As shoppers, both foreign and local, crowded in looking for last-minute bargains, peddlers were busy handing out name cards for new locations, mostly in 10 other markets that will not be affected by Xiangyang's closure.
"This market is full of fake goods, the atmosphere of piracy, has given Shanghai a very bad image," Xu Zhanglin, an official with the city's Intellectual Property Rights Bureau told the local newspaper Oriental Morning Post.
PHOTO: EPA
But Xu noted that the market brought in nearly 30 million yuan (US$3.7 million) in tax revenues a year.
Early yesterday, helmeted market inspectors gathered at the market and began removing items from stalls, beginning with a mall at the front of the market.

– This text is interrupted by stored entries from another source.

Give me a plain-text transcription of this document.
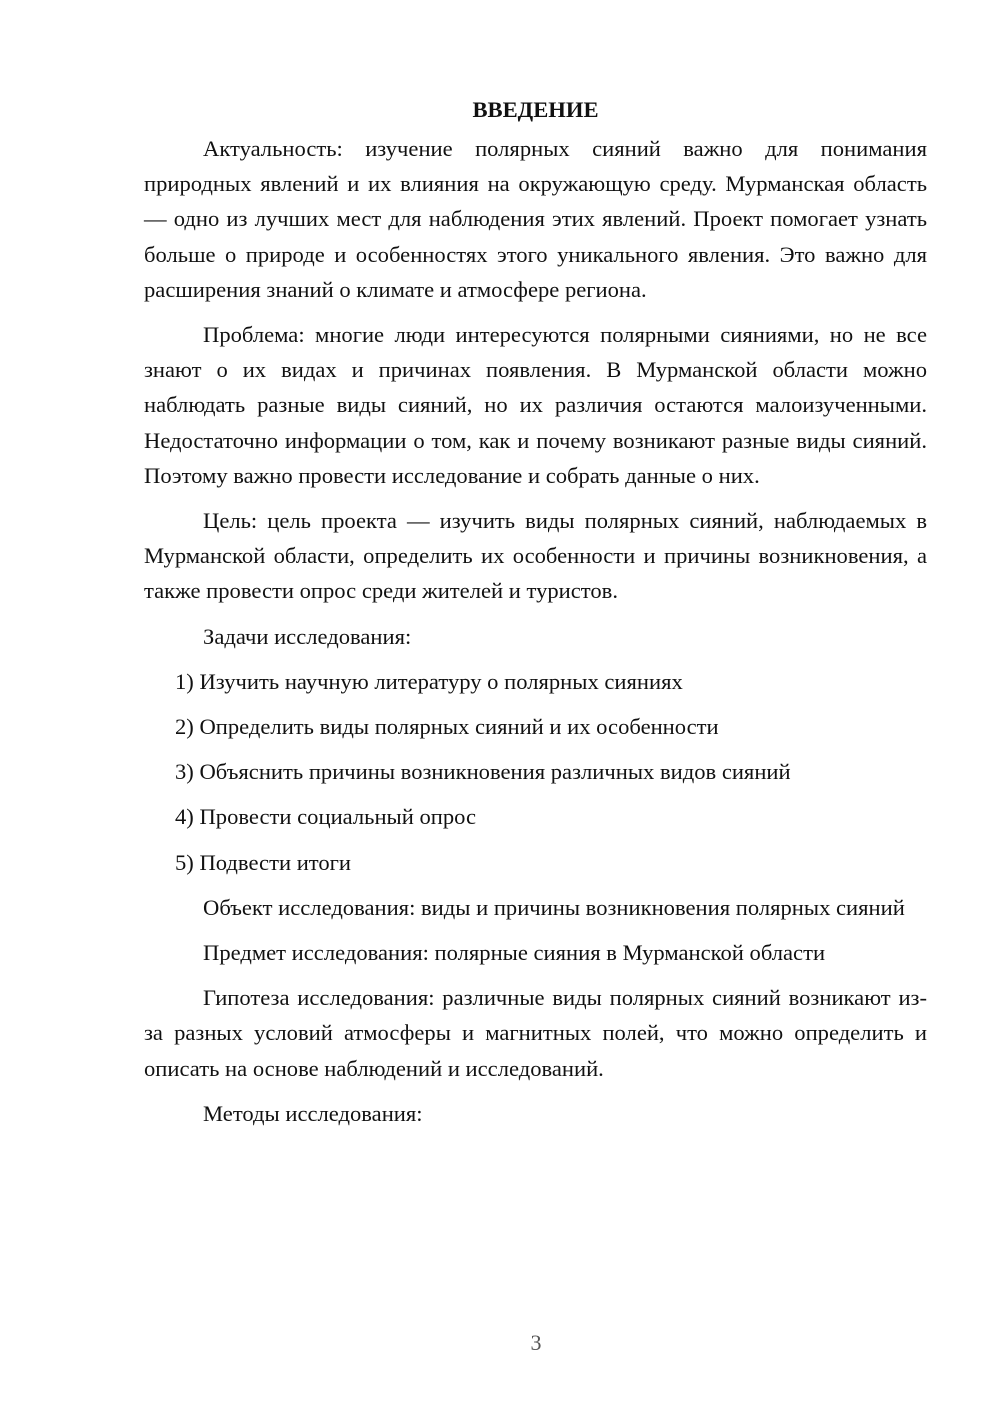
ВВЕДЕНИЕ

Актуальность: изучение полярных сияний важно для понимания природных явлений и их влияния на окружающую среду. Мурманская область — одно из лучших мест для наблюдения этих явлений. Проект помогает узнать больше о природе и особенностях этого уникального явления. Это важно для расширения знаний о климате и атмосфере региона.

Проблема: многие люди интересуются полярными сияниями, но не все знают о их видах и причинах появления. В Мурманской области можно наблюдать разные виды сияний, но их различия остаются малоизученными. Недостаточно информации о том, как и почему возникают разные виды сияний. Поэтому важно провести исследование и собрать данные о них.

Цель: цель проекта — изучить виды полярных сияний, наблюдаемых в Мурманской области, определить их особенности и причины возникновения, а также провести опрос среди жителей и туристов.

Задачи исследования:

1) Изучить научную литературу о полярных сияниях
2) Определить виды полярных сияний и их особенности
3) Объяснить причины возникновения различных видов сияний
4) Провести социальный опрос
5) Подвести итоги

Объект исследования: виды и причины возникновения полярных сияний

Предмет исследования: полярные сияния в Мурманской области

Гипотеза исследования: различные виды полярных сияний возникают из-за разных условий атмосферы и магнитных полей, что можно определить и описать на основе наблюдений и исследований.

Методы исследования:

3
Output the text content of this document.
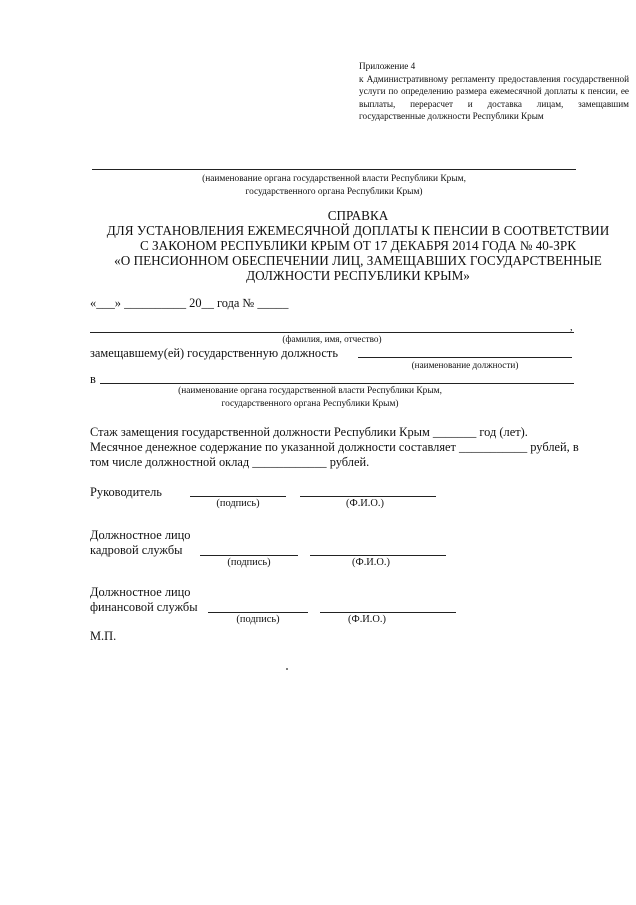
Приложение 4
к Административному регламенту предоставления государственной услуги по определению размера ежемесячной доплаты к пенсии, ее выплаты, перерасчет и доставка лицам, замещавшим государственные должности Республики Крым
(наименование органа государственной власти Республики Крым,
государственного органа Республики Крым)
СПРАВКА
ДЛЯ УСТАНОВЛЕНИЯ ЕЖЕМЕСЯЧНОЙ ДОПЛАТЫ К ПЕНСИИ В СООТВЕТСТВИИ
С ЗАКОНОМ РЕСПУБЛИКИ КРЫМ ОТ 17 ДЕКАБРЯ 2014 ГОДА № 40-ЗРК
«О ПЕНСИОННОМ ОБЕСПЕЧЕНИИ ЛИЦ, ЗАМЕЩАВШИХ ГОСУДАРСТВЕННЫЕ
ДОЛЖНОСТИ РЕСПУБЛИКИ КРЫМ»
«___» __________ 20__ года № _____
,
(фамилия, имя, отчество)
замещавшему(ей) государственную должность
(наименование должности)
в
(наименование органа государственной власти Республики Крым,
государственного органа Республики Крым)
Стаж замещения государственной должности Республики Крым _______ год (лет).
Месячное денежное содержание по указанной должности составляет ___________ рублей, в
том числе должностной оклад ____________ рублей.
Руководитель
(подпись)	(Ф.И.О.)
Должностное лицо
кадровой службы
(подпись)	(Ф.И.О.)
Должностное лицо
финансовой службы
(подпись)	(Ф.И.О.)
М.П.
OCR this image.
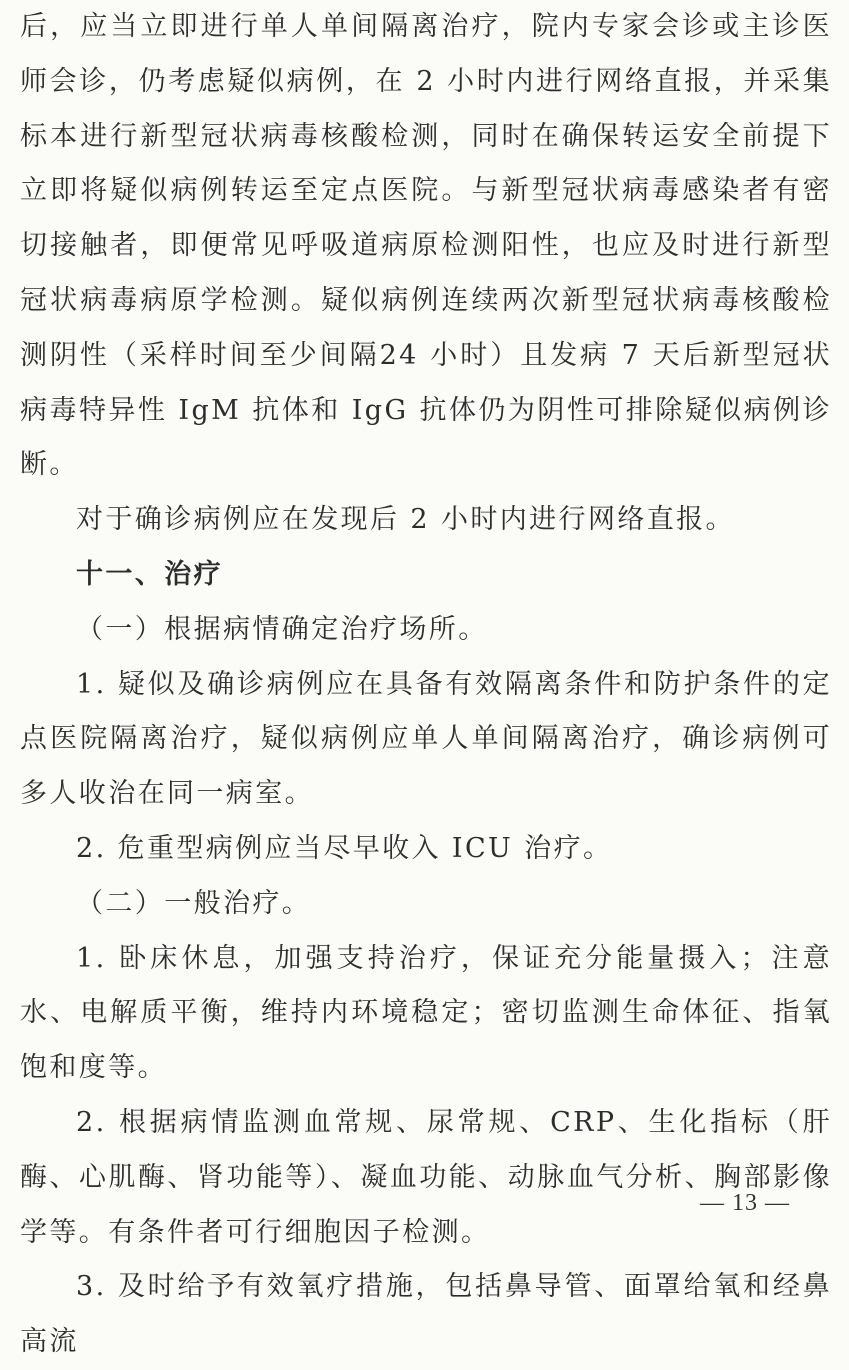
后，应当立即进行单人单间隔离治疗，院内专家会诊或主诊医师会诊，仍考虑疑似病例，在 2 小时内进行网络直报，并采集标本进行新型冠状病毒核酸检测，同时在确保转运安全前提下立即将疑似病例转运至定点医院。与新型冠状病毒感染者有密切接触者，即便常见呼吸道病原检测阳性，也应及时进行新型冠状病毒病原学检测。疑似病例连续两次新型冠状病毒核酸检测阴性（采样时间至少间隔24 小时）且发病 7 天后新型冠状病毒特异性 IgM 抗体和 IgG 抗体仍为阴性可排除疑似病例诊断。

对于确诊病例应在发现后 2 小时内进行网络直报。

十一、治疗

（一）根据病情确定治疗场所。

1. 疑似及确诊病例应在具备有效隔离条件和防护条件的定点医院隔离治疗，疑似病例应单人单间隔离治疗，确诊病例可多人收治在同一病室。

2. 危重型病例应当尽早收入 ICU 治疗。

（二）一般治疗。

1. 卧床休息，加强支持治疗，保证充分能量摄入；注意水、电解质平衡，维持内环境稳定；密切监测生命体征、指氧饱和度等。

2. 根据病情监测血常规、尿常规、CRP、生化指标（肝酶、心肌酶、肾功能等）、凝血功能、动脉血气分析、胸部影像学等。有条件者可行细胞因子检测。

3. 及时给予有效氧疗措施，包括鼻导管、面罩给氧和经鼻高流

— 13 —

Xiangyang, named after a nearby street, is being closed to make way for a subway station and shopping complex, although city officials have touted the move as a blow against rampant piracy of brand-name items.
Image
"Personally, I think the city government wants to build a better image because of people's perceptions internationally," said Jack Chang, chairman of the Quality Brands Protection Committee, a group set up by foreign companies to work against piracy.
Despite occasional high-profile raids, sales of counterfeit products are widely tolerated in China.
Shanghai's tour guides made Xiangyang, set up six years earlier when shopkeepers were moved from another area earmarked for demolition, a regular stop on their itineraries.
Dozens if not hundreds of touts loiter around the market, shoving catalogues of fake luxury brand handbags and watches into the faces of passers-by in the hope of luring them into nearby back-alley shops set up to evade periodic market crackdowns.
Many of the peddlers said that they would keep those shops open, despite the closure of the market.
In the market's final days even more hawkers than usual crowded into the area, hauling fake DVDs in suitcases and taking over the sidewalks with displays of cheap jewelry and hair ornaments.
Discounts
"Entire shop special discounts!" said signs posted on virtually every market stall. Normally low prices dropped still lower, with fake Ralph Lauren polo shirts selling for an average 30 yuan and Pokemon game cards for 25 yuan.
Most, if not all, of the products being sold were flawed merchandise, some of the shopkeepers said.